Assim, o leque de remunerações no circuito feminino do ITF varia entre 50 dólares (primeira ronda de qualificação num W25) e 15.239 dólares para a vencedora de um torneio W100. Jamie Loeb, que ocupa atualmente a posição 305 no WTA Tour, também afirma que as distinções dos prémios monetários são muitas vezes enganadoras.
"As pessoas pensam que se ganharem um torneio de 25.000 dólares, é isso que recebem e estão enganadas. Essa quantia é dividida por todos, mais impostos, mais despesas, por isso, na maioria das vezes, estamos a perder dinheiro nesses torneios, mesmo que ganhemos", disse Loeb à ESPN.
Com a insegurança financeira a pairar constantemente como uma nuvem negra sobre as vidas dos jovens tenistas que lutam para sobreviver, não é de surpreender que alguns se sintam tentados a cortar caminho se lhes for pedido que viciem jogos por empresários duvidosos, de acordo com Frederik Lochte Nielsen, antigo vencedor do torneio de pares de Wimbledon e atual capitão dinamarquês da Taça Davis.
"Não há dúvida que, quando se tem um sistema organizado como o atual, em que as pessoas jogam por trocos e alguém vem perguntar se queremos 10.000 dólares para perder o primeiro set, há muitos que se sentem tentados, algo que se vê porque muitos são apanhados", diz Lochte Nielsen ao Flashscore.
"O ténis é um desporto incrivelmente atrativo para apostar, porque há jogos durante todo o ano e as apostas são feitas por ponto, por isso penso que será sempre um grande problema", acrescenta Lochte Nielsen, que já admitiu que lhe ofereceram dinheiro para perder de propósito, mas que optou por recusar imediatamente.

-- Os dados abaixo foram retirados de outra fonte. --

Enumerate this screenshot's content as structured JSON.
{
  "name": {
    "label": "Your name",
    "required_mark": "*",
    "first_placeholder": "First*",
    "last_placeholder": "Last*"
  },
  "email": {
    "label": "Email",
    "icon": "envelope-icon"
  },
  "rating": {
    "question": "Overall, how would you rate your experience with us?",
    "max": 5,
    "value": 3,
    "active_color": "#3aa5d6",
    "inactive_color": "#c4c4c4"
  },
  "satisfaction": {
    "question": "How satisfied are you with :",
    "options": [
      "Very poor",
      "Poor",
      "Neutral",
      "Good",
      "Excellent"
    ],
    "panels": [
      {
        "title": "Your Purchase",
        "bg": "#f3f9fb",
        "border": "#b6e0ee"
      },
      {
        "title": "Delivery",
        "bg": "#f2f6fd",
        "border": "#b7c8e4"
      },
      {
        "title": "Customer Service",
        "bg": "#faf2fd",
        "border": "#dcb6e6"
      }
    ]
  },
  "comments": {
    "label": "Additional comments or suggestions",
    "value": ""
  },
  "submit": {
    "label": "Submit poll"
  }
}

A Unidade de Integridade do Ténis foi criada em 2008 para combater a viciação de resultados no ténis, mas foi posteriormente substituída pela Agência Internacional de Integridade do Ténis em 2020. Tinha a capacidade de impor multas e sanções e de proibir a participação de jogadores, árbitros e outros funcionários do ténis em torneios. Ainda assim, há provas de que o sistema estava longe de ser eficaz, uma vez que um relatório de 2018 revelou um "tsunami de corrupção no ténis de nível inferior".
O relatório salientava que o ténis de nível inferior se tinha transformado num terreno fértil para a viciação de resultados devido ao número de jogadores que lutavam para ganhar a vida, ao número reduzido de pessoas que assistiam aos jogos pessoalmente e à decisão da ITF de vender dados oficiais de resultados em direto em 2012. Sete anos depois, nada mudou, diz Kronow Rasmussen.
"Várias organizações dão palmadinhas nas costas quando descobrem um tenista que fez batota, mas normalmente nunca encontram os culpados e seria melhor se os atletas fossem treinados para não aceitarem dinheiro ou se os prémios monetários fossem oferecidos a um nível que permitisse aos jogadores viverem uma vida decente", acrescenta Kronow Rasmussen, que sublinha que não acha que algum tenista goste de fazer batota.
"Penso que 70% dos jogadores de ténis o fazem por necessidade e não por acharem divertido fazer batota. Ninguém acha que é fixe perder de propósito. Mas se recebermos 5.000 euros, podemos dar uma vista de olhos porque a família precisa de ter comida na mesa", conclui Kronow Rasmussen.